First i must say i tried both ways in two amps, and finally found that i prefer the sound of a later filtering (both amps used with power tube distortion, one -a PP- was prone to a harsh distortion before tuning) and in the case of the VHT, lowering the first triode cap lent to a slightly more audible hum (that was before i put a choke, did not try after that)

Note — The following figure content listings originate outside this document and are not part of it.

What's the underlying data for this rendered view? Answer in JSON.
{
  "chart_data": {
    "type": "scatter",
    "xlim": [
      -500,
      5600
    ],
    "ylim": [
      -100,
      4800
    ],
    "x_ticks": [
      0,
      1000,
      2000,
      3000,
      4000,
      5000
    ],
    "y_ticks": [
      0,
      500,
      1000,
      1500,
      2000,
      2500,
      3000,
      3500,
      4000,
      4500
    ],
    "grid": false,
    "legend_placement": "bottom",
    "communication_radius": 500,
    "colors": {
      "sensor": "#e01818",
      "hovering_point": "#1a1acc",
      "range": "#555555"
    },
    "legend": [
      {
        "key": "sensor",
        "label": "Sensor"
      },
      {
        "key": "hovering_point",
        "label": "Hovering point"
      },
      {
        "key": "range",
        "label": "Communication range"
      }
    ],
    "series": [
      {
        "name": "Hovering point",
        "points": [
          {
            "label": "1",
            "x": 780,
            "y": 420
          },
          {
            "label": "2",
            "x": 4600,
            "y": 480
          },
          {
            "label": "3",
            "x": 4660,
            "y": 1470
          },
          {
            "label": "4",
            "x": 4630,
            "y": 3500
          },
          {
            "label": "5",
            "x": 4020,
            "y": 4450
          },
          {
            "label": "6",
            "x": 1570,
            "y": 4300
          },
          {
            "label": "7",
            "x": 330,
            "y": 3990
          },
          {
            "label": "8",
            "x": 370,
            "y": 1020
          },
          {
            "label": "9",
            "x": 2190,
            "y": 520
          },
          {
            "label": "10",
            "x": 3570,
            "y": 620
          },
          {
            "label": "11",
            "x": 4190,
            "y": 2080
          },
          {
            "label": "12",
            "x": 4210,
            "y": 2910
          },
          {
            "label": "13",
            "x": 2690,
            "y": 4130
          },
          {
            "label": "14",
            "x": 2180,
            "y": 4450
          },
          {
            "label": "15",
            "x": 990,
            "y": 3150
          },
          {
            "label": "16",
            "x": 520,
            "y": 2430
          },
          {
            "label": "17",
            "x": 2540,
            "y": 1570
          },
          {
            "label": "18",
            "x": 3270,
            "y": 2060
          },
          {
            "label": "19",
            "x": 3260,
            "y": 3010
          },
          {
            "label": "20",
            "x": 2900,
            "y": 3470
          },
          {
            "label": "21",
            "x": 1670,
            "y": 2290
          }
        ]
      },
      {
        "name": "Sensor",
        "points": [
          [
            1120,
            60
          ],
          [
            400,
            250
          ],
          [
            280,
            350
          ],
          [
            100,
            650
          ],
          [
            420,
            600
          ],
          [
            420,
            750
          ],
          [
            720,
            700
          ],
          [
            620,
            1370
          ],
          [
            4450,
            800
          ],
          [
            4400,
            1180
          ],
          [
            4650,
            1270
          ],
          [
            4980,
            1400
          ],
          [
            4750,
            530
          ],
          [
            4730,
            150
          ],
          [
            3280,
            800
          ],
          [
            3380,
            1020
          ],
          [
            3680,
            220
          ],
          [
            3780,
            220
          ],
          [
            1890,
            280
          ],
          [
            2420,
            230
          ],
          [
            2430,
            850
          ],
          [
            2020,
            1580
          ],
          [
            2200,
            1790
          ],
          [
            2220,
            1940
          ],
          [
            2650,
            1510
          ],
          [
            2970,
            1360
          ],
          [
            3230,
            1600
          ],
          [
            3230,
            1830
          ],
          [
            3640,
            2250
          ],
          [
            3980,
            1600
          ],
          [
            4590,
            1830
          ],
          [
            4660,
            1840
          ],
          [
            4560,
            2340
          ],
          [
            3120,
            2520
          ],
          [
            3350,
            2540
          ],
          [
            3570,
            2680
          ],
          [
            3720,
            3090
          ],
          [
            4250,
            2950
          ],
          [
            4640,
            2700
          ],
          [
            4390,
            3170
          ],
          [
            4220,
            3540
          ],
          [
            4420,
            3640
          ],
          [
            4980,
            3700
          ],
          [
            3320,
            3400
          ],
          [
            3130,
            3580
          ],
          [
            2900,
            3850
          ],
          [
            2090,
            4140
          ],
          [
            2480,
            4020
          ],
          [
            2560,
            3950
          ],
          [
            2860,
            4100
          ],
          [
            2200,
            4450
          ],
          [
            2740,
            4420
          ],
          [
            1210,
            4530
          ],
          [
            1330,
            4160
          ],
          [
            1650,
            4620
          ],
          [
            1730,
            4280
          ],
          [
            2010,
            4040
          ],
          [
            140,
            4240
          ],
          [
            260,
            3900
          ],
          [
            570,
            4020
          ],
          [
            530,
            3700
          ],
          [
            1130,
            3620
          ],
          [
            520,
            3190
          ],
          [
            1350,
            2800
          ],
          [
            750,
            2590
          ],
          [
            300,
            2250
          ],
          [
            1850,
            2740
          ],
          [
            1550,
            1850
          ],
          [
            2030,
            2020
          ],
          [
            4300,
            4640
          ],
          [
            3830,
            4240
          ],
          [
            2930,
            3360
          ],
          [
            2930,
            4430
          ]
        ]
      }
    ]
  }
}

Why : because we are not talking about the hum that your axe picks up, which of course would be attenuated with a higher FC, but the residual from the power supply, varying a little the bias point of the triode by varying the voltage on the cathode and plate where the signal is at it's lowest.
With a lower FC, the 50/60 hz cycle is "grounded through the cap" and has no more effect on the bias point.
If you raise the fc over 50/60 hz, the bias point can be slightly "floating" at 50 or 60 hz (excuse me if i'm not clear, my English is not so good)

For the blocking distortion, i suppose that the exact place where you cut lows doesn't matter.

If you're not after sag, i'd recommend you modify the power supply for the use of a choke, they do wonder in this case.